ACL rail weight : LUSENET : ACL and SAL Railroads Historical Society : One Thread


I've got this info stashed away somewhere but.... Can tell someone tell me the rail weights the ACL used on their main lines, sidings, and yard trackage? Thanks,


-- David Wiggs (, January 22, 2002


Please disregard the date 1930's for the rail above. It may be earlier 1900? also it may be Richmond and Petersburg RR. Any one have rail sizes for Richmond and Petersburg mainline before 1900.

-- Randall Bass (, January 23, 2002.

I have several fence post made of ACL rail. Most are marked in the 88 LB range. The web reads BICO or PICO steel crown about 2 1/2", base about 4". Wear from wheels is extensive on one side of the crown. Steel is brittle and will break. Dates maybe to the 30's.

-- Randall Bass (, January 22, 2002.

I doubt if it was greater than 100 lb rail. The mainline down to Wildwood was 100 lb as of 1947, when the Meteor derailed at Maxville.

-- Mike Savchak (, January 22, 2002.

What weight of rail did Seaboard use on their Baldwin sub. and the Brooksville subdivision? I would assume that the Baldwin used heavier rail than the Brooksville. My interest is the steam era years around WW2. Thanks!!

Richard Stallworth

-- Richard Stallworth (, January 22, 2002.

As Harry mentioned, the TC&I 100 lb rail had a tendency to develop transverse fissures and shatter under movement. While ACl and FEC were plagued with derailments due to this rail, SAL experienced its problems postwar. The Silver Meteor was derailed at Blaney NC on Jan 2, 1946 and the Orange Blossoom Special was derailed at Maxville Fla on February 14, 1947,, due to transverse fissures in 100 lb TC&I rail.

The problem was serious. After the Oct 17, 1943 derailment at Bellbluff Va. on the ACL, the ICC noted that in the past year, 1278 defective rails were replaced on the ACL. That works out to 3.5 a day!

-- Michael W. Savchak (, January 22, 2002.

During the installation of CTC from Sanford to Tampa, Florida (Circa 1950)those mainline rails were relaid with 115 pound rail. I think the pass tracks were smaller rail 100 pound?

The Orlando yard was a mixture of many various vintage and sizes of rail down to 60 pound. This created much consternation when rails broke. Obsolete angle bars, trying to match different size rails without proper compromise joints etc....

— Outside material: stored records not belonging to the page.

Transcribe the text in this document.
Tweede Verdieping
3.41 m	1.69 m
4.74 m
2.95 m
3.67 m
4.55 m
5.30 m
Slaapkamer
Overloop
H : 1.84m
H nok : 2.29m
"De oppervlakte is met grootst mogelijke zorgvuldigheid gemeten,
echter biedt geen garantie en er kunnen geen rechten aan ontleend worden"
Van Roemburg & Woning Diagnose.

As an aside, if you have ever noticed on the old ACL branch lines of ligher rail, the actual portion of the road crossings would be relaid with larger size rail. That was because there were no insulated joints available for the ligher rail. This was in the "X" circuit of the actual highway portion of the crossing. This determined when the crossing lights went off as the caboose cleared the crossing.

The "X" circuit was not able to be turned off with a switch key at the signal case or key pedestal. It was always an active circuit. When ever the "X" circuit was fouled, the signals would activate.

Curtis E. Denmark Jr.

-- Curtis E. Denmark Jr. (, January 22, 2002.

Until the mid-1940's ACL's main line was laid in 100# rail rolled by Tennessee Coal, Iron & Railroad Company. Begining on March 30, 1941 and continuing for several years, ACL had a series of derailments caused by transverse fissures. As information, FEC's main line was laid in 90# rail rolled by Tennessee. FEC had two passenger trains derail in a 24-hour period attributed to transverse fissures. ACL replaced the 100# rail with 131# rail. It was subject to head and web separations, but can't recall any serious derailments traced to 131# rail.

-- Harry Bundy (, January 22, 2002.

Well since I was born in Brooklyn, I guess I have to say that the greeting is more like Youse'all!

Anyway-based upon the various accident reports, pre-war-that is between say 1925-26 and 1945, most of the mainline was 100 lb rail rolled by Tennessee Coal and Iron Co. This rail unfortunately had a propensity to shatter, causing numerous tragedies, inluding the wrecks at Buie and Stockton. After the war, ACL started to relay their mainline with 131 lb rail.

-- Michael W. Savchak (, January 22, 2002.